Finish a Second Circuit of 50sub4
At the start of the year, I had at least two sub-4 hour marathons in every state except Hawaii. I’ve been close to this goal since early in 2015, so I wanted to finally get this done.
In January, I did the Aloha Series. That was a series of marathons on four consecutive days on the island of Kaua’i. To have any chance of breaking four hours, I had to do it on day one. After that, I would have tired legs. At the time, I was just barely in good enough shape to break four hours. It was questionable whether I could do it in Hawaii’s heat and humidity.
As it turns out, the humidity was unusually high that morning. The air was so saturated, I had to run my windshield wipers as I drove to the race. The windshield kept fogging up. I started the race on pace to break four hours, but it only took a few miles to realize that pace was unsustainable under the conditions. I had to back off and postpone that goal to another day.
That other day finally arrived in December, when I ran the Hawaii Bird Conservation Marathon. This was another downhill race, which made me nervous. I didn’t know if my back could handle it, but I really wanted to finally reach this goal. I did it. I finished in 3:28:13, and my back seems none the worse for wear.
Establish a Good Mileage Base
For most of my life, I’ve been a low-mileage runner. I’ve tended to emphasize quality workouts over quantity. I’ve always wondered if I could get into better shape, particularly for ultramarathons, with a high mileage regimen. In recent years, I’ve tried to take my mileage to the next level, but to avoid injury, I ramped up gradually. I never got much farther than 70 miles per week before having some type of setback that forced me to take time off and start over.
I started the year with 247 miles in January. In February, I increased to 269 miles. I wanted to keep ramping up by about 10% each month, but I had two minor setbacks. In March, I cut back temporarily because of an inflamed tendon where my left hamstring connects to my pelvis. In April, I was held back by a lower back injury. In May, I got back on track with 268 miles. I had every intention of resuming my gradual ramp-up. Then, on Memorial Day weekend, I experienced the first symptoms of my herniated disc.
It took about two more weeks before I knew what the problem was. Once I knew, I stopped running. I didn’t run again until September. You would think that would totally derail this goal. Well, it did and it didn’t.
Here’s a graph of my running mileage for each month. Note that this doesn’t include walking. The second half of the year looks pretty dismal.
While I was recovering from surgery, I couldn’t run, but I could walk. In fact, the doctors and nurses were encouraging me to do lots of walking. OK. That’s what I did. In addition to tracking my running, I also keep track of various forms of cross-training, including walking. I track walking mileage the same way I track running mileage. I don’t use a Fitbit or any other type of step counter. I either walk premeasured routes, or I use a GPS watch. I don’t count anything less than one mile of continuous walking. With those stipulations, here’s a graph of my walking mileage for each month.

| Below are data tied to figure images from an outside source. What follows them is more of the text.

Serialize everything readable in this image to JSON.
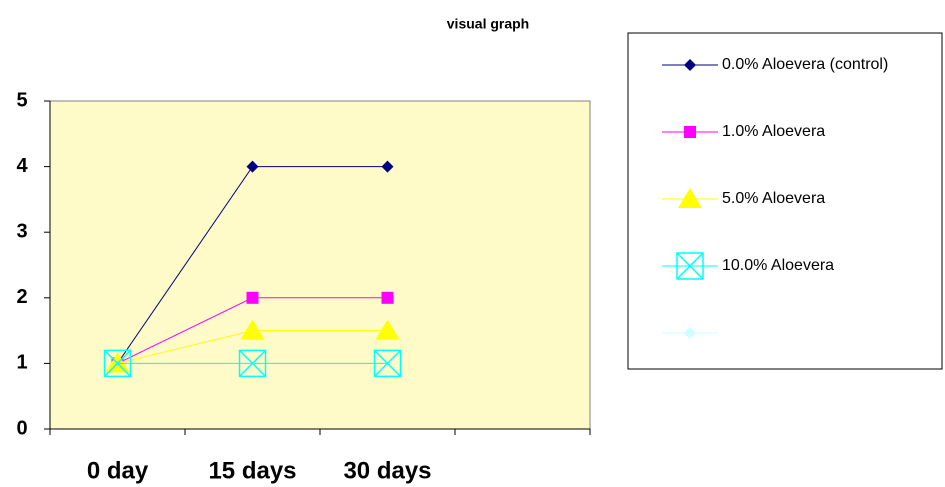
{
  "chart_data": {
    "type": "line",
    "title": "visual graph",
    "categories": [
      "0 day",
      "15 days",
      "30 days",
      null
    ],
    "series": [
      {
        "name": "0.0% Aloevera (control)",
        "color": "#000080",
        "marker": "diamond",
        "values": [
          1,
          4,
          4,
          null
        ]
      },
      {
        "name": "1.0% Aloevera",
        "color": "#ff00ff",
        "marker": "square",
        "values": [
          1,
          2,
          2,
          null
        ]
      },
      {
        "name": "5.0% Aloevera",
        "color": "#ffff00",
        "marker": "triangle",
        "values": [
          1,
          1.5,
          1.5,
          null
        ]
      },
      {
        "name": "10.0% Aloevera",
        "color": "#00ffff",
        "marker": "boxcross",
        "values": [
          1,
          1,
          1,
          null
        ]
      },
      {
        "name": null,
        "color": "#ccffff",
        "marker": "diamond",
        "values": [
          null,
          null,
          null,
          null
        ]
      }
    ],
    "ylim": [
      0,
      5
    ],
    "yticks": [
      0,
      1,
      2,
      3,
      4,
      5
    ],
    "grid": false,
    "legend": "right"
  }
}
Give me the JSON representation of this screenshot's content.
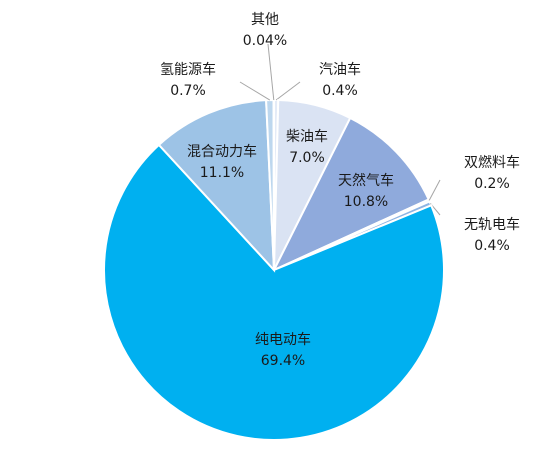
{
  "chart_data": {
    "type": "pie",
    "categories": [
      "汽油车",
      "柴油车",
      "天然气车",
      "双燃料车",
      "无轨电车",
      "纯电动车",
      "混合动力车",
      "氢能源车",
      "其他"
    ],
    "values": [
      0.4,
      7.0,
      10.8,
      0.2,
      0.4,
      69.4,
      11.1,
      0.7,
      0.04
    ],
    "value_labels": [
      "0.4%",
      "7.0%",
      "10.8%",
      "0.2%",
      "0.4%",
      "69.4%",
      "11.1%",
      "0.7%",
      "0.04%"
    ],
    "colors": [
      "#e4ebf7",
      "#dae3f3",
      "#8faadc",
      "#b4c7e7",
      "#8eb4e3",
      "#00b0f0",
      "#9dc3e6",
      "#bdd7ee",
      "#c9d9f0"
    ]
  }
}
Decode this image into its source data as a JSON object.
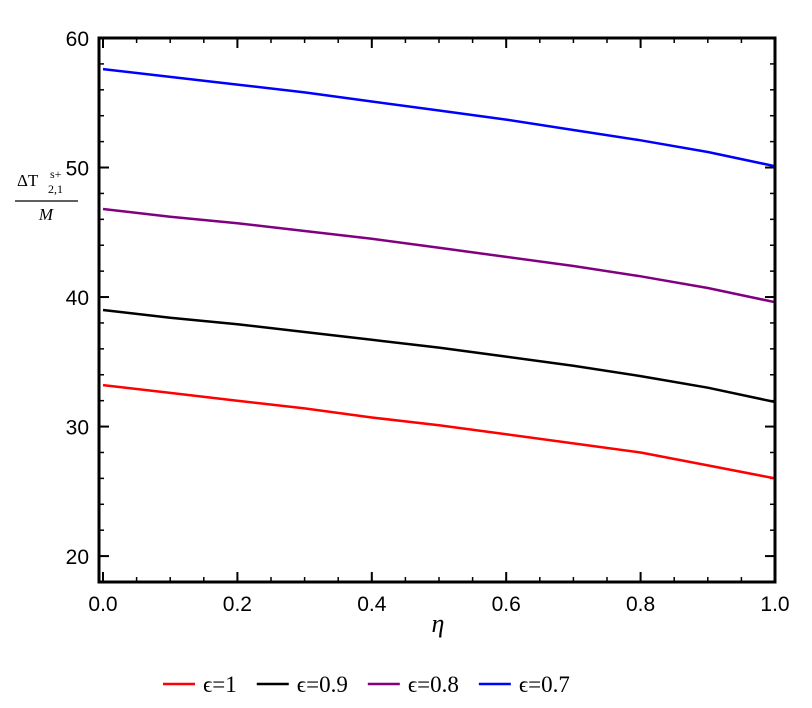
{
  "chart_data": {
    "type": "line",
    "xlabel": "η",
    "ylabel": {
      "numerator_base": "ΔT",
      "superscript": "s+",
      "subscript": "2,1",
      "denominator": "M"
    },
    "xlim": [
      0,
      1
    ],
    "ylim": [
      18,
      60
    ],
    "x_ticks": [
      "0.0",
      "0.2",
      "0.4",
      "0.6",
      "0.8",
      "1.0"
    ],
    "y_ticks": [
      "20",
      "30",
      "40",
      "50",
      "60"
    ],
    "x_tick_values": [
      0,
      0.2,
      0.4,
      0.6,
      0.8,
      1.0
    ],
    "y_tick_values": [
      20,
      30,
      40,
      50,
      60
    ],
    "x": [
      0,
      0.1,
      0.2,
      0.3,
      0.4,
      0.5,
      0.6,
      0.7,
      0.8,
      0.9,
      1.0
    ],
    "series": [
      {
        "name": "ϵ=1",
        "color": "#ff0000",
        "values": [
          33.2,
          32.6,
          32.0,
          31.4,
          30.7,
          30.1,
          29.4,
          28.7,
          28.0,
          27.0,
          26.0
        ]
      },
      {
        "name": "ϵ=0.9",
        "color": "#000000",
        "values": [
          39.0,
          38.4,
          37.9,
          37.3,
          36.7,
          36.1,
          35.4,
          34.7,
          33.9,
          33.0,
          31.9
        ]
      },
      {
        "name": "ϵ=0.8",
        "color": "#800080",
        "values": [
          46.8,
          46.2,
          45.7,
          45.1,
          44.5,
          43.8,
          43.1,
          42.4,
          41.6,
          40.7,
          39.6
        ]
      },
      {
        "name": "ϵ=0.7",
        "color": "#0000ff",
        "values": [
          57.6,
          57.0,
          56.4,
          55.8,
          55.1,
          54.4,
          53.7,
          52.9,
          52.1,
          51.2,
          50.1
        ]
      }
    ],
    "grid": false,
    "legend_position": "bottom"
  }
}
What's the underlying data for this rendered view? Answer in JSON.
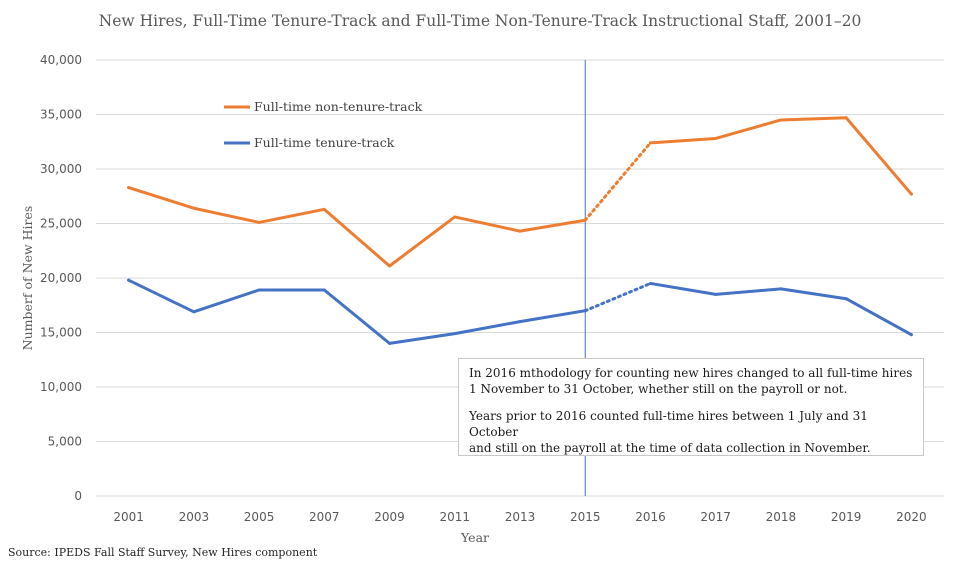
{
  "chart_data": {
    "type": "line",
    "title": "New Hires, Full-Time Tenure-Track and Full-Time Non-Tenure-Track Instructional Staff, 2001–20",
    "xlabel": "Year",
    "ylabel": "Numberf of New Hires",
    "categories": [
      "2001",
      "2003",
      "2005",
      "2007",
      "2009",
      "2011",
      "2013",
      "2015",
      "2016",
      "2017",
      "2018",
      "2019",
      "2020"
    ],
    "ylim": [
      0,
      40000
    ],
    "ytick_labels": [
      "0",
      "5,000",
      "10,000",
      "15,000",
      "20,000",
      "25,000",
      "30,000",
      "35,000",
      "40,000"
    ],
    "grid": true,
    "series": [
      {
        "name": "Full-time non-tenure-track",
        "color": "#ed7d31",
        "values": [
          28300,
          26400,
          25100,
          26300,
          21100,
          25600,
          24300,
          25300,
          32400,
          32800,
          34500,
          34700,
          27700
        ]
      },
      {
        "name": "Full-time tenure-track",
        "color": "#4472c4",
        "values": [
          19800,
          16900,
          18900,
          18900,
          14000,
          14900,
          16000,
          17000,
          19500,
          18500,
          19000,
          18100,
          14800
        ]
      }
    ],
    "dotted_segment": {
      "from": "2015",
      "to": "2016"
    },
    "reference_line": {
      "at": "2015",
      "color": "#4472c4"
    },
    "legend_position": "top-left",
    "annotation": {
      "line1": "In 2016 mthodology for counting new hires changed to all full-time hires",
      "line2": "1 November to 31 October, whether still on the payroll or not.",
      "line3": "Years prior to 2016 counted full-time hires between 1 July and 31 October",
      "line4": "and still on the payroll at the time of data collection in November."
    }
  },
  "source": "Source: IPEDS Fall Staff Survey, New Hires component"
}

Here’s what it looks like when I count the running and walking together. June was disappointing, but then … whoa! I’m right where I wanted to be.
I learned something. Walking is much easier on your body than running. I can do twice as much mileage and it’s feels like there’s little or no wear and tear. It’s great cross-training, and I can ramp up to much higher mileage levels without much risk of injury. Right now, I’m still focused on walking. When I post my goals for 2018, expect to see some walking goals. Eventually, I want to shift my focus back to running, but I’ll probably continue to include walking in the mix.
That’s how my year went. The Bighorn Mountain 100 is still an elusive goal, but overall, I’m pretty happy with how I salvaged the year after my back surgery.